None of these games have the sort of cutthroat competition a global ranking system introduces, nor the sort of metagame progression or constant attaboys of unlockables, achievements or cosmetics that mediocre modern games might shower you with to try to keep you around. They aren't super sweaty, and you can probably see everything they have to offer in terms of novelty in about 10-20 hours.

And yet, the moment to moment gameplay of them is so fun, I return to them over and over and over again. I don't need a global ranking, achievements, or loot crates to make Quake 3 on a LAN just as fun as it ever was in 2000. Or playing through the StarCraft campaign again. Or firing up Jagged Alliance for the first time a few years ago. They were made fun for fun's sake. And that, unironically, seems to code as "casual" now.

If you need to gamify something to enjoy it, then you don't actually enjoy it.

Counterpoint: Actual games.

No! Do not get me started between the difference between compulsion and fun. If you can play a game and enjoy it without any meta progression or score at all, only then do you enjoy the game. All the rest is just artifice trying to hijack your addiction centers.

It might have been the friend I was doing it with, and how the trails were rated in our area. It was 15+ years ago, so I'll probably get all the details wrong. But there was some sort of rating system that didn't seem dissimilar from rock climbing ratings, and he was really into getting to the next difficulty, and mastering X, Y and Z skills necessary for doing so, and upgrading his bike with fancy brakes and tires and shocks. Where as I just had some dinky street/trail hybrid bike with none of those things and found myself completely incapable of keeping up. I just enjoyed doing the same trail or two when I could.

Unless someone can gamify it to some extent, lay out an extremely clear path for progression, with periodic rewards and a well-defined end-goal, and some mechanism for accountability, then I'm just less likely to commit to it fully, since I'd have to use discipline to establish a habit and overcome the initial unpleasantness.

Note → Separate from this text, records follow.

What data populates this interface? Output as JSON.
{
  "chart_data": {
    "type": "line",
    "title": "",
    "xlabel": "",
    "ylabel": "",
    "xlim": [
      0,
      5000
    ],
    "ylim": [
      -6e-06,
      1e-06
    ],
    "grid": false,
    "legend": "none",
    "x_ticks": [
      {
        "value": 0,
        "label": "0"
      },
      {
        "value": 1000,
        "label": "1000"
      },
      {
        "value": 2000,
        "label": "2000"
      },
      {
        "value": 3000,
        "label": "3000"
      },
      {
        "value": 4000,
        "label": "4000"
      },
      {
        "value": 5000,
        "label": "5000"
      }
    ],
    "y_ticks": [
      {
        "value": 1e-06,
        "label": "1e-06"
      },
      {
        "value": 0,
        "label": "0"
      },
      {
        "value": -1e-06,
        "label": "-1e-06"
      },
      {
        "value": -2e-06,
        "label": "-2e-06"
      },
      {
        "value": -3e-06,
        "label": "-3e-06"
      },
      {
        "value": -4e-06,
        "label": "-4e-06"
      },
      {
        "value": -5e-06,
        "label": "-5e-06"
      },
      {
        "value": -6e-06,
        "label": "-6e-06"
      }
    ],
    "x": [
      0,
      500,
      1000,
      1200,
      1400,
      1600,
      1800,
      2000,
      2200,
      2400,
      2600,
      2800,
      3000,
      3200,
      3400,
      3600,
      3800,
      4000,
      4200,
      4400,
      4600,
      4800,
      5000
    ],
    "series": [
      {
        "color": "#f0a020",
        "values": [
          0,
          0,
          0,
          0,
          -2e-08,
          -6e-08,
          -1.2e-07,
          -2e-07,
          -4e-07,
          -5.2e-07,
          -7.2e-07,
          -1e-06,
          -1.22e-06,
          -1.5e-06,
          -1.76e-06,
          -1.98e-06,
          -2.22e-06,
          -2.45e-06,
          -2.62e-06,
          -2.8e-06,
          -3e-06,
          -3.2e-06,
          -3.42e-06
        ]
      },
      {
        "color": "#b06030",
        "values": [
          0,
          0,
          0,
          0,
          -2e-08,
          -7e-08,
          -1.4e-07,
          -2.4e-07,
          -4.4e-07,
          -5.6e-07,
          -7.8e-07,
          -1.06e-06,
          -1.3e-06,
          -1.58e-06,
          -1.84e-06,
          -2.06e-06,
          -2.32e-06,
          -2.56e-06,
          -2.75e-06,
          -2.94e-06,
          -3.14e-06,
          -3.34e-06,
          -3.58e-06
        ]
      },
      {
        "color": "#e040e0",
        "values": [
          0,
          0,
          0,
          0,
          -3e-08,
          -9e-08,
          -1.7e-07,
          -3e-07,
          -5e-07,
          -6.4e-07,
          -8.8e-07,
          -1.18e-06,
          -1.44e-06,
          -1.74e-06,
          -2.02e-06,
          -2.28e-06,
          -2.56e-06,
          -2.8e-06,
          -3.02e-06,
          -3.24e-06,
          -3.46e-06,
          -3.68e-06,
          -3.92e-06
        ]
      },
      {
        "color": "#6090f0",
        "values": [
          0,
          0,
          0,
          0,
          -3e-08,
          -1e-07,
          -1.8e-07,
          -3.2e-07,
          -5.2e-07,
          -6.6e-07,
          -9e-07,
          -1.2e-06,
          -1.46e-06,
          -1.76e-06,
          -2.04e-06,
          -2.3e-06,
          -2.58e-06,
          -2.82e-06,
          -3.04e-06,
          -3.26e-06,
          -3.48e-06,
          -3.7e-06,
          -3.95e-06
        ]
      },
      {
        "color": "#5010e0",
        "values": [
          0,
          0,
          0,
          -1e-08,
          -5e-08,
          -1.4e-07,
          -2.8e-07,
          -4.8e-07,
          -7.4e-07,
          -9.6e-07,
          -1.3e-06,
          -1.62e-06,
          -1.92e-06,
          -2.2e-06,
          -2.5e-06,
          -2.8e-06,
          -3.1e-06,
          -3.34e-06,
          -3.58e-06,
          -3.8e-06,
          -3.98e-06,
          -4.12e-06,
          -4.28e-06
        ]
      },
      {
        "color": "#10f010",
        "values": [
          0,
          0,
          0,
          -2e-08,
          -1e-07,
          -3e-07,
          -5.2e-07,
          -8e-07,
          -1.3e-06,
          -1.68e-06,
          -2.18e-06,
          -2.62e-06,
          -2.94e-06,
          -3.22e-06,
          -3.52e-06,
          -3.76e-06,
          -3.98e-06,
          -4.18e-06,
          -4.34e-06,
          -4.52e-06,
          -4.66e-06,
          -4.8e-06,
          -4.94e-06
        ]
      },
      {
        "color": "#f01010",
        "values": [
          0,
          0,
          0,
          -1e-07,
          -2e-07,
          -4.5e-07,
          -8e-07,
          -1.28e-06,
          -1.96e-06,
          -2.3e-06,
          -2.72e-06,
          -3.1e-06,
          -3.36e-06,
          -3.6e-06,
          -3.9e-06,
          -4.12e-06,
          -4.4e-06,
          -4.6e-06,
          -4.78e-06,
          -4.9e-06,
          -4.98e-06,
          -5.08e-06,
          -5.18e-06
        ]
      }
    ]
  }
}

But so many side activities seem pretty pointless to engage with if they aren't going to drastically increase your status or wealth, even if the skill itself is handy on its own terms.

I think gamification is the exactly opposite of what you need. I cycled through a bunch of frankly masturbatory hobbies before I settled on woodworking. I tried to learn guitar, I tried mountain biking, I did martial arts for a long time, I've tried to make video games off and on for my entire adult life, did a smattering of electronics repair. All of them, to various degrees, felt like pissing in the ocean. I think I enjoyed the martial arts and mountain biking the most, but at a certain point going through the motions felt pointless. Especially with martial arts, once I no longer had anything to prove to myself that I could do it, I just wasn't feeling it anymore. I sunk costed through many more years of just showing up, but my drive to put in the extra work evaporated. A lot of what compelled me to put time into hobbies I really wasn't getting anything out of was the addictiveness of the gamification in the learning method.

But woodworking, at least for now, is fantastic. I make beautiful things that go into my home that are exactly what I want, and I don't care one teeny tiny bit how they stack up to what anyone else has done. It's not gamified, it's not competitive, but it's marginally creative and meets specific needs. Plus it's nice having hardwood furniture in my house instead of flat packed sawdust and glue. Mastering a smattering of baking recipes has been similar. I wanted great scones, I didn't like any of the bakeries around me, I figured out a recipe that produces the scones I want and now my family gets to enjoy them.

Human motivation is funny, and in several ways, I suspect gamification has spoiled our brains to expect more rewards for fake task than they deserve. I've found making real things you actually want and need has been a great detox, and doesn't necessarily carry with it the sort of "I'm too tapped out from work to do this" vibe that other more masturbatory and pointless hobbies might. But that might just be me.